Het sociale en het digitale dus niet van elkaar isoleren, maar als verstrengeld in elkaar begrijpen. Emoties, gevoel en motivatie zouden de pijlers moeten zijn waarop digitale geletterdheid, digitale inclusie en digitaal burgerschap zich richten. We hebben het immers vaak over de positieve bijdrage van leesplezier op de ontwikkeling van geletterdheid. Zouden we deze denkwijze ook kunnen vertalen naar digitale geletterdheid?’

Andere logica

Alexander pleit ervoor om laaggeletterden een stem te geven in hoe zij digitaal en sociaal geïncludeerd worden. ‘Als we burgers met een grotere afstand tot de (digitale) samenleving zich gelijkwaardiger willen laten voelen, is het nuttig om ze een stem te geven en mee te laten denken.
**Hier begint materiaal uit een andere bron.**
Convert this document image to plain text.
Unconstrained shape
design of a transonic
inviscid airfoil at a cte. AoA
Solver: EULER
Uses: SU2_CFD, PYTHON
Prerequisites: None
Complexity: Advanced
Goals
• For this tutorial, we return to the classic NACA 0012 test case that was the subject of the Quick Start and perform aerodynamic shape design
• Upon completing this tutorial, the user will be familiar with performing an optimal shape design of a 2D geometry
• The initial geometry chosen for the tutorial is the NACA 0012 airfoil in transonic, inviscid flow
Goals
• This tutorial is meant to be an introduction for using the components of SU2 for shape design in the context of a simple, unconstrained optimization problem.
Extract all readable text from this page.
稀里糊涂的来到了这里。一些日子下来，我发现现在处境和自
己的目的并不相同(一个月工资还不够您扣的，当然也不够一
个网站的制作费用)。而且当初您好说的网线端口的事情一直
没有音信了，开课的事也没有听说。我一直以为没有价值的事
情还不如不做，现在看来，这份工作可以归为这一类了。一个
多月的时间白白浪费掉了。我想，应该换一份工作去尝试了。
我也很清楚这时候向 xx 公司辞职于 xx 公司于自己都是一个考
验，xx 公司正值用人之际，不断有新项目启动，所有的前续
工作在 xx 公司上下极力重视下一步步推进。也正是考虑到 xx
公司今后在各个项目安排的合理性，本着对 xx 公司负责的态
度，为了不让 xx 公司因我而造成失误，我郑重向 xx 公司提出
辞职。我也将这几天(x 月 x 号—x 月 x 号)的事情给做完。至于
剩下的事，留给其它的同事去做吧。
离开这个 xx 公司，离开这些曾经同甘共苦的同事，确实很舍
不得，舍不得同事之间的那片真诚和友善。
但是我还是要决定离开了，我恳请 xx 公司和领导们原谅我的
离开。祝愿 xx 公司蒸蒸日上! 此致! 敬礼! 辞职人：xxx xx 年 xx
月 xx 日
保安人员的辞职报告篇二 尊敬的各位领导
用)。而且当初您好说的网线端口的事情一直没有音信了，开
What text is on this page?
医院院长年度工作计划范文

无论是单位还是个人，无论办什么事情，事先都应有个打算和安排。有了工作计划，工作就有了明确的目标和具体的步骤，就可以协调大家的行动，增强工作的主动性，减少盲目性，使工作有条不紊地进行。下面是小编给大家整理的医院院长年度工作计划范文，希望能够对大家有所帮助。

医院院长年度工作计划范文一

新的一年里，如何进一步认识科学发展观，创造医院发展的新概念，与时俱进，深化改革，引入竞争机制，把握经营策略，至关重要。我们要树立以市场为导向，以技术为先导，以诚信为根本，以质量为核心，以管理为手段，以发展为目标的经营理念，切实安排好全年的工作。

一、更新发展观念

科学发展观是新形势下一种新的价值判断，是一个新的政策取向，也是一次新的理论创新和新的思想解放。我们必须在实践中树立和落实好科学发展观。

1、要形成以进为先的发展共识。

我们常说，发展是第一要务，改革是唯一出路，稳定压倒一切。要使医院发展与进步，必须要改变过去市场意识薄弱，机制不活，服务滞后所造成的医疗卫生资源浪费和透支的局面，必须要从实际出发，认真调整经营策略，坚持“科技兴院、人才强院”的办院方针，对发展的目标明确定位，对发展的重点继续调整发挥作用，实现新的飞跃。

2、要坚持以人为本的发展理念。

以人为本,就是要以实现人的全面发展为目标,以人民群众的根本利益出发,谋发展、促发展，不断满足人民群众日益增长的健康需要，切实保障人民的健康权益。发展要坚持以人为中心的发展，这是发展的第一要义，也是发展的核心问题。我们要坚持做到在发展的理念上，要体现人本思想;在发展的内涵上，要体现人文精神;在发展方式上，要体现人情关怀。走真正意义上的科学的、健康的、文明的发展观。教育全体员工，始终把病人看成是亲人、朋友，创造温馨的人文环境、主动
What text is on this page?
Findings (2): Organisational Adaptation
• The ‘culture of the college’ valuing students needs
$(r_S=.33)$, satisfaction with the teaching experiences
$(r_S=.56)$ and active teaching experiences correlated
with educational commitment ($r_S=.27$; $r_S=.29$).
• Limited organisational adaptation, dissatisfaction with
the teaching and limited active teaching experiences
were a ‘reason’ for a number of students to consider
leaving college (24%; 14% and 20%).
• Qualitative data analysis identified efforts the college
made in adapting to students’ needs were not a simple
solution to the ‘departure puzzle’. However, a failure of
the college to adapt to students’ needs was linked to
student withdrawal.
Hoe kun je immers meritocratische idealen, denkwijzen en begrippenkaders veranderen als je niet begrijpt wat er precies veranderd moet worden, hoe, waarom en voor wie? Binnen ons onderzoek pleiten wij voor het cocreeren van een begrip van digitaal burgerschap en digitale inclusie met
“kwetsbare” burgers, waarbij een andere denkwijze de toon voert. Een logica waarbij burgers zichzelf niet moeten optimaliseren, en zich niet weerbaar en zelfredzaam hoeven te maken om in een (digitale) mal te passen die voor hen vaak niet van waarde is en het leven juist complexer maakt. Deze andere visie zou moeten bestaan uit een (digitale) samenleving die daadwerkelijk toegankelijk, benaderbaar en geoptimaliseerd is om te passen bij de capaciteiten, het potentieel, de waarden en de behoeften van minder bevoorrechte burgers, in plaats van kansarme burgers nog
zwaarder te belasten en de verantwoordelijk bij hen te leggen.’

Origineel gepubliceerd in de oktober editie van het Bibliotheekblad (2023)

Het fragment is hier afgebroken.